Dear Past Self by Nin Andrews

When I visited my childhood home last week,

I could see you in the windows of our stone farmhouse

with your pink glasses and tiny eyes . . .

No, you weren't ever that small, but that's how I see you

now, as small as Thumbelina, and our house too, and the barns

where the horses and chickens slept, where the kittens

and foals were born each spring. Once, when the horses kicked 

their stalls and whinnied in the night, you ran barefoot in the dark,

flashlight in hand, to check on them, and back in bed, unable to sleep

and out of breath, you wrote, Dear Future Me in script, imagining

me now. That was the night Dad's horse, Ella, died. We phoned

the vet, but by the time he arrived, Ella was dead. You tried

to think of other things, like how you wanted to grow up and be

a horse, or the fastest runner on earth, or the best high jumper.

That's what you wished for on every birthday, star,

and on every point of pie which you saved to eat last

because otherwise your wish wouldn't come true—at least according 

to your dad. You practiced eating grass, whinnying and trotting, 

cantering and galloping, before jumping all the horse jumps

one by one. Sometimes you fell and skinned your knees 

or banged your head, but you kept practicing until your legs ached, 

and you were soaked with sweat. But still you couldn't sleep.

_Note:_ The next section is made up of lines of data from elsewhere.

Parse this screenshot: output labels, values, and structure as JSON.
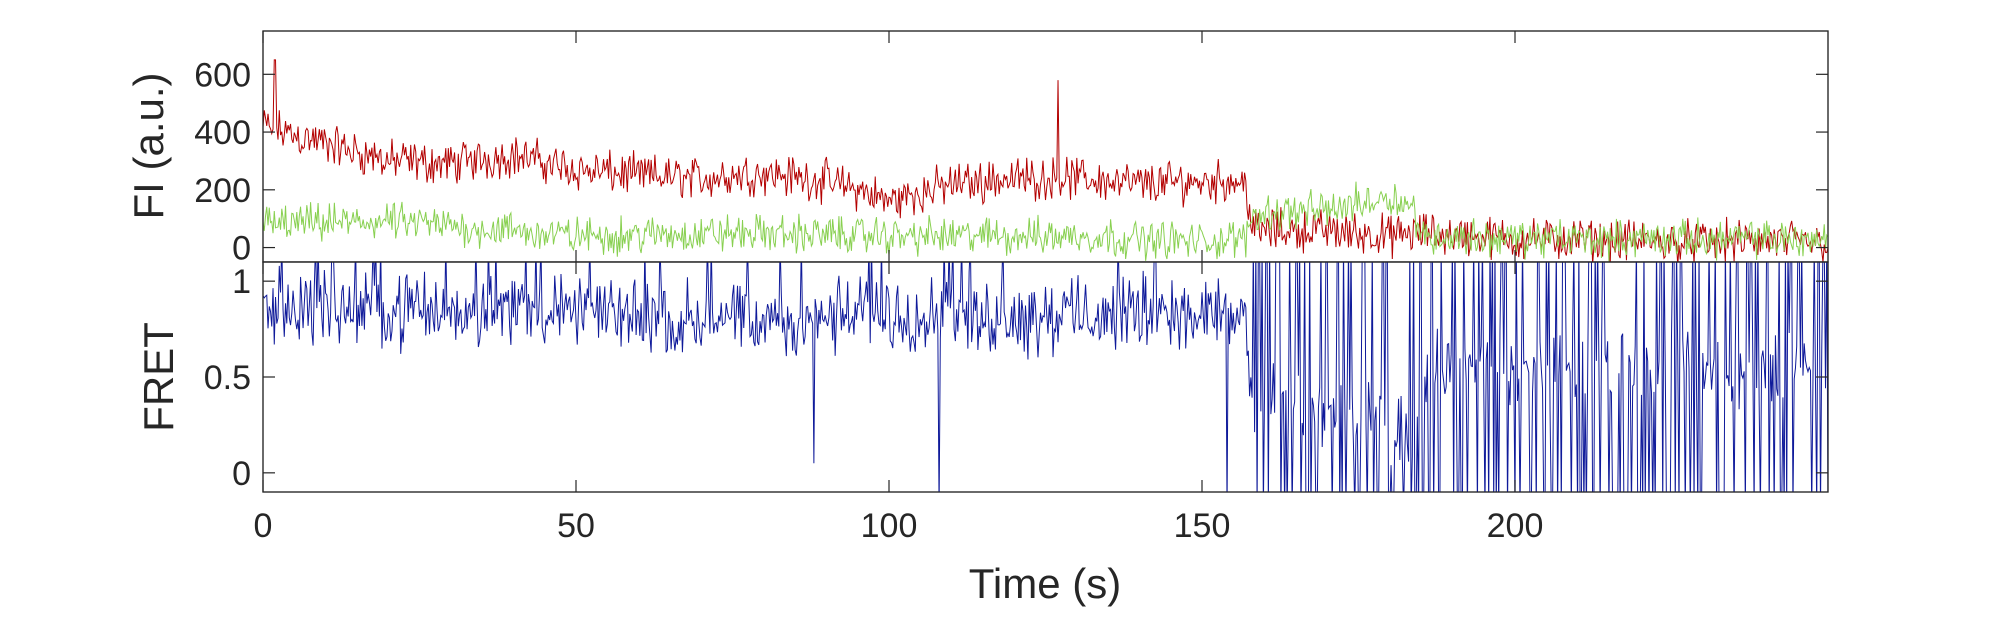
{
  "chart_data": [
    {
      "type": "line",
      "title": "",
      "ylabel": "FI (a.u.)",
      "xlim": [
        0,
        250
      ],
      "ylim": [
        -50,
        750
      ],
      "yticks": [
        0,
        200,
        400,
        600
      ],
      "ytick_labels": [
        "0",
        "200",
        "400",
        "600"
      ],
      "grid": false,
      "series": [
        {
          "color": "#b30000",
          "trend": [
            [
              0,
              420
            ],
            [
              10,
              360
            ],
            [
              20,
              300
            ],
            [
              30,
              290
            ],
            [
              40,
              320
            ],
            [
              50,
              270
            ],
            [
              60,
              250
            ],
            [
              70,
              240
            ],
            [
              80,
              260
            ],
            [
              90,
              230
            ],
            [
              95,
              200
            ],
            [
              100,
              160
            ],
            [
              110,
              220
            ],
            [
              120,
              240
            ],
            [
              130,
              240
            ],
            [
              140,
              220
            ],
            [
              150,
              230
            ],
            [
              157,
              230
            ],
            [
              158,
              60
            ],
            [
              170,
              60
            ],
            [
              180,
              40
            ],
            [
              185,
              50
            ],
            [
              200,
              30
            ],
            [
              220,
              20
            ],
            [
              250,
              20
            ]
          ],
          "noise": 45
        },
        {
          "color": "#88d050",
          "trend": [
            [
              0,
              80
            ],
            [
              20,
              90
            ],
            [
              50,
              40
            ],
            [
              80,
              50
            ],
            [
              100,
              40
            ],
            [
              130,
              40
            ],
            [
              150,
              20
            ],
            [
              157,
              30
            ],
            [
              158,
              120
            ],
            [
              170,
              130
            ],
            [
              180,
              180
            ],
            [
              184,
              130
            ],
            [
              185,
              40
            ],
            [
              200,
              30
            ],
            [
              250,
              30
            ]
          ],
          "noise": 40
        }
      ]
    },
    {
      "type": "line",
      "title": "",
      "xlabel": "Time (s)",
      "ylabel": "FRET",
      "xlim": [
        0,
        250
      ],
      "ylim": [
        -0.1,
        1.1
      ],
      "xticks": [
        0,
        50,
        100,
        150,
        200
      ],
      "xtick_labels": [
        "0",
        "50",
        "100",
        "150",
        "200"
      ],
      "yticks": [
        0,
        0.5,
        1
      ],
      "ytick_labels": [
        "0",
        "0.5",
        "1"
      ],
      "grid": false,
      "series": [
        {
          "color": "#0f1a9a",
          "trend": [
            [
              0,
              0.87
            ],
            [
              20,
              0.85
            ],
            [
              40,
              0.86
            ],
            [
              60,
              0.82
            ],
            [
              80,
              0.78
            ],
            [
              100,
              0.84
            ],
            [
              120,
              0.82
            ],
            [
              140,
              0.84
            ],
            [
              157,
              0.82
            ],
            [
              158,
              0.35
            ],
            [
              170,
              0.3
            ],
            [
              180,
              0.25
            ],
            [
              184,
              0.2
            ],
            [
              185,
              0.55
            ],
            [
              200,
              0.55
            ],
            [
              250,
              0.55
            ]
          ],
          "noise": 0.12
        }
      ],
      "annotations": "sharp downward spikes near t=88, t=108 and t=154"
    }
  ]
}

Dear Future Me, you wrote in entry after entry. Please come back. 

Don't forget. Write about me. About the horse I am. Or almost am.

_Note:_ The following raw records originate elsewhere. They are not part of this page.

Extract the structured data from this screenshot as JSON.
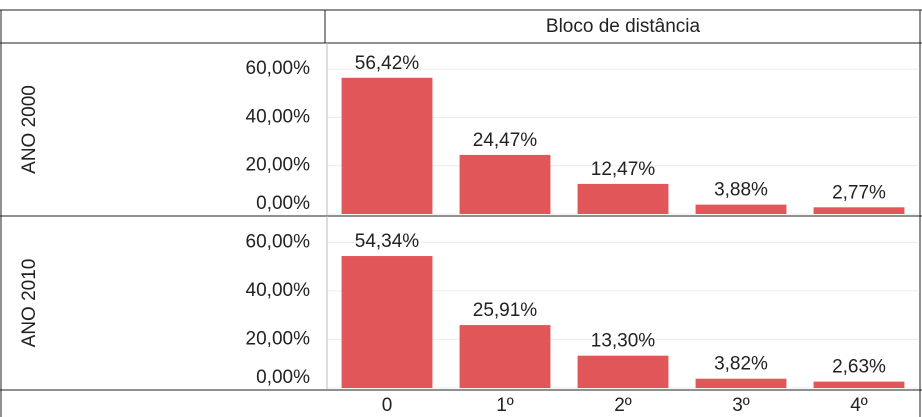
{
  "header": {
    "title": "Bloco de distância"
  },
  "chart_data": [
    {
      "type": "bar",
      "row_label": "ANO 2000",
      "values": [
        56.42,
        24.47,
        12.47,
        3.88,
        2.77
      ],
      "value_labels": [
        "56,42%",
        "24,47%",
        "12,47%",
        "3,88%",
        "2,77%"
      ],
      "color": "#e05659",
      "ylim": [
        0,
        70
      ],
      "yticks": [
        {
          "value": 0,
          "label": "0,00%"
        },
        {
          "value": 20,
          "label": "20,00%"
        },
        {
          "value": 40,
          "label": "40,00%"
        },
        {
          "value": 60,
          "label": "60,00%"
        }
      ],
      "grid": true
    },
    {
      "type": "bar",
      "row_label": "ANO 2010",
      "categories": [
        "0",
        "1º",
        "2º",
        "3º",
        "4º"
      ],
      "values": [
        54.34,
        25.91,
        13.3,
        3.82,
        2.63
      ],
      "value_labels": [
        "54,34%",
        "25,91%",
        "13,30%",
        "3,82%",
        "2,63%"
      ],
      "color": "#e05659",
      "ylim": [
        0,
        70
      ],
      "yticks": [
        {
          "value": 0,
          "label": "0,00%"
        },
        {
          "value": 20,
          "label": "20,00%"
        },
        {
          "value": 40,
          "label": "40,00%"
        },
        {
          "value": 60,
          "label": "60,00%"
        }
      ],
      "grid": true
    }
  ]
}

Only make me prettier. And fast. Back then you didn't love you very much

and hoped I'd make you better after the fact. Which is strange,

I think, for a child. Strange also to be an insomniac, already 

staring out the window at the dark, afraid of sickness and death

and old age, already picturing yourself as an old woman looking back

or down, like an owl swooping over the fields of the past,

memories like scared mice scampering through the grass.